C’est vrai. Ce n’est pas évident de quitter ce département. J’ai investi de nombreuses relations humaines. Et je pars plus tôt que je ne le pensais. C’est un sentiment pénible. Mais je suis un soldat, j’obéis. Ici j’ai pu travailler en équipe avec un niveau de confiance supérieur à la moyenne. C’est ce que j’emporterai à Paris. Cette richesse humaine pour trouver des solutions.
- Certains ont parlé de vous comme d’un « préfet à l’ancienne ». Cette définition vous convient-elle ?
- J’ai interrogé mes collaborateurs pour savoir ce qu’ils en pensaient. Ils m’ont dit que si c’est d’affirmer avec clarté le rôle de l’Etat, eh bien j’avais raison d’être un préfet à l’ancienne.
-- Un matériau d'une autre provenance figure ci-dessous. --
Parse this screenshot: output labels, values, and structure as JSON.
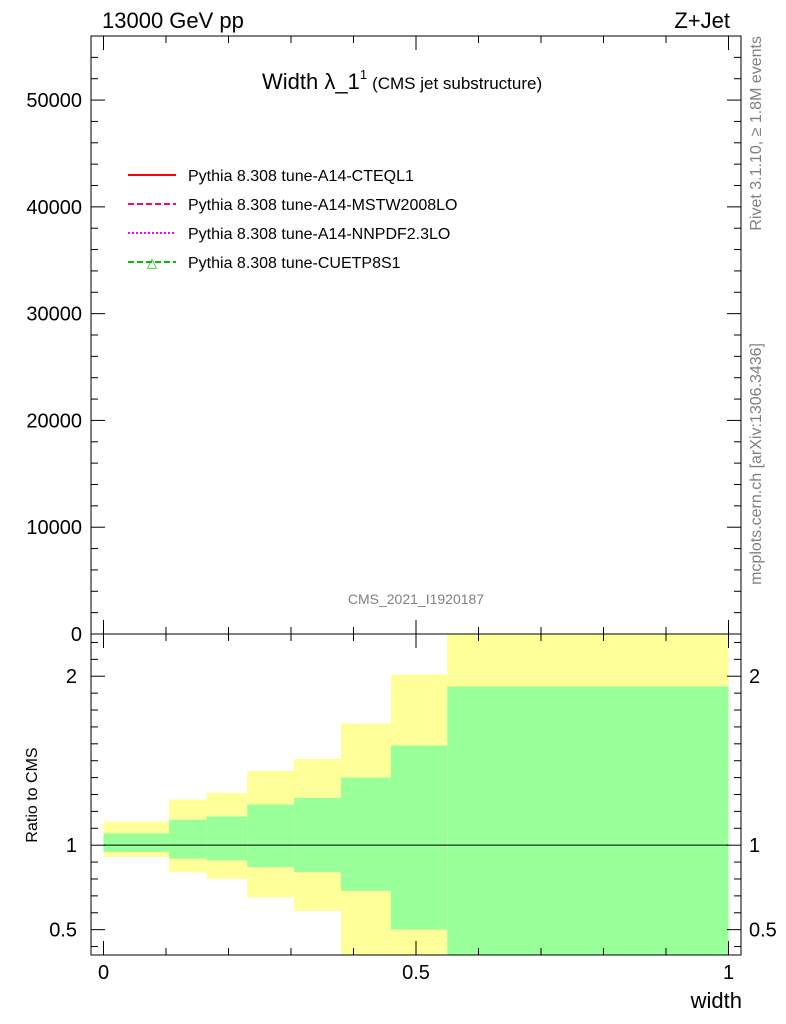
{
  "header": {
    "left": "13000 GeV pp",
    "right": "Z+Jet"
  },
  "title": {
    "main": "Width λ_1",
    "superscript": "1",
    "suffix": "(CMS jet substructure)"
  },
  "side_text": {
    "rivet": "Rivet 3.1.10, ≥ 1.8M events",
    "mcplots": "mcplots.cern.ch [arXiv:1306.3436]"
  },
  "watermark": "CMS_2021_I1920187",
  "colors": {
    "inner_band": "#99ff99",
    "outer_band": "#ffff99"
  },
  "chart_data": [
    {
      "type": "line",
      "title": "Width λ_1^1 (CMS jet substructure)",
      "xlabel": "",
      "ylabel": "",
      "xlim": [
        -0.02,
        1.02
      ],
      "ylim": [
        0,
        56000
      ],
      "yticks": [
        0,
        10000,
        20000,
        30000,
        40000,
        50000
      ],
      "ytick_labels": [
        "0",
        "10000",
        "20000",
        "30000",
        "40000",
        "50000"
      ],
      "legend_position": "top-left",
      "series": [
        {
          "name": "Pythia 8.308 tune-A14-CTEQL1",
          "color": "#ff0000",
          "style": "solid",
          "marker": ""
        },
        {
          "name": "Pythia 8.308 tune-A14-MSTW2008LO",
          "color": "#ff0080",
          "style": "dashed",
          "marker": ""
        },
        {
          "name": "Pythia 8.308 tune-A14-NNPDF2.3LO",
          "color": "#ff00ff",
          "style": "dotted",
          "marker": ""
        },
        {
          "name": "Pythia 8.308 tune-CUETP8S1",
          "color": "#00c000",
          "style": "dashed",
          "marker": "△"
        }
      ]
    },
    {
      "type": "area",
      "title": "",
      "xlabel": "width",
      "ylabel": "Ratio to CMS",
      "xlim": [
        -0.02,
        1.02
      ],
      "ylim": [
        0.35,
        2.25
      ],
      "xticks": [
        0,
        0.5,
        1
      ],
      "xtick_labels": [
        "0",
        "0.5",
        "1"
      ],
      "yticks": [
        0.5,
        1,
        2
      ],
      "ytick_labels": [
        "0.5",
        "1",
        "2"
      ],
      "reference_line": 1,
      "bins": [
        {
          "x0": 0.0,
          "x1": 0.105,
          "inner_lo": 0.96,
          "inner_hi": 1.07,
          "outer_lo": 0.93,
          "outer_hi": 1.14
        },
        {
          "x0": 0.105,
          "x1": 0.165,
          "inner_lo": 0.92,
          "inner_hi": 1.15,
          "outer_lo": 0.84,
          "outer_hi": 1.27
        },
        {
          "x0": 0.165,
          "x1": 0.23,
          "inner_lo": 0.91,
          "inner_hi": 1.17,
          "outer_lo": 0.8,
          "outer_hi": 1.31
        },
        {
          "x0": 0.23,
          "x1": 0.305,
          "inner_lo": 0.87,
          "inner_hi": 1.24,
          "outer_lo": 0.69,
          "outer_hi": 1.44
        },
        {
          "x0": 0.305,
          "x1": 0.38,
          "inner_lo": 0.84,
          "inner_hi": 1.28,
          "outer_lo": 0.61,
          "outer_hi": 1.51
        },
        {
          "x0": 0.38,
          "x1": 0.46,
          "inner_lo": 0.73,
          "inner_hi": 1.4,
          "outer_lo": 0.35,
          "outer_hi": 1.72
        },
        {
          "x0": 0.46,
          "x1": 0.55,
          "inner_lo": 0.5,
          "inner_hi": 1.59,
          "outer_lo": 0.35,
          "outer_hi": 2.01
        },
        {
          "x0": 0.55,
          "x1": 1.0,
          "inner_lo": 0.35,
          "inner_hi": 1.94,
          "outer_lo": 0.35,
          "outer_hi": 2.25
        }
      ]
    }
  ]
}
J’ai donc trouvé cette formule assez juste.
- Quels sont les événements qui vous ont le plus marqué ?
- Je retiendrai d’abord ce drame des pompiers (4 morts en une semaine) peu après mon arrivée. Ce sont des choses qui marquent la vie d’un homme et que l’on emporte avec soi. Ensuite je suis arrivé pendant la crise avec pour mission de développer le plan de relance du gouvernement. J’ai donc été constamment auprès des entreprises pour les accompagner. Les entreprises, c’est aussi l’emploi. Il ne faut jamais oublier ce facteur-là.
- Pensez-vous avoir réussi votre mission dans le domaine de la sécurité routière ?
- La sécurité routière est pour moi un combat essentiel. Des vies gâchées avec le plus souvent beaucoup de légèreté. C’est l’idée que je me fais du prix de la vie qui m’amène à être actif dans ce domaine. D’autant que j’ai vu la mort sur la route de près. Je pense que nous avons mené un riche travail d’équipe avec les services de l’Etat et le conseil général dans le cadre d’un pôle sécurité routière. Mais dans ce domaine-là, on n’a jamais réussi. Seul le travail de long terme paie. Un travail où doivent être associées éducation, formation, prévention et dissuasion. Il ne faut jamais dissocier les unes des autres. Je ne suis pas content du résultat. Le résultat sera bon lorsque l’indice de gravité qui mesure le nombre de morts pour cent accidents sur la route se sera rapproché de la moyenne nationale. Aujourd’hui nous sommes encore à près du double. Lorsque nous rejoindrons la moyenne, nous aurons 18 ou 20 morts de moins tous les ans ! Je ne doute pas que mon successeur travaillera lui aussi beaucoup sur le sujet qui est particulièrement noble.
- Pour terminer, avez-vous un message à faire passer ?
- Dix-neuf mois, c’est court mais cela m’a permis de mettre en place pas mal de choses. Nous avons aussi réussi au cœur de la crise à dénouer un certain nombre de situations difficiles grâce aux partenariats entre chef d’entreprise, représentant du personnel, chambres consulaires et président du tribunal de commerce. C’est en créant des réseaux de confiance que l’on peut dans les moments difficiles trouver plus facilement des solutions justes et positives. Et le métier de préfet, c’est d’être capable de mettre des gens autour d’une table pour trouver des solutions d’intérêt général.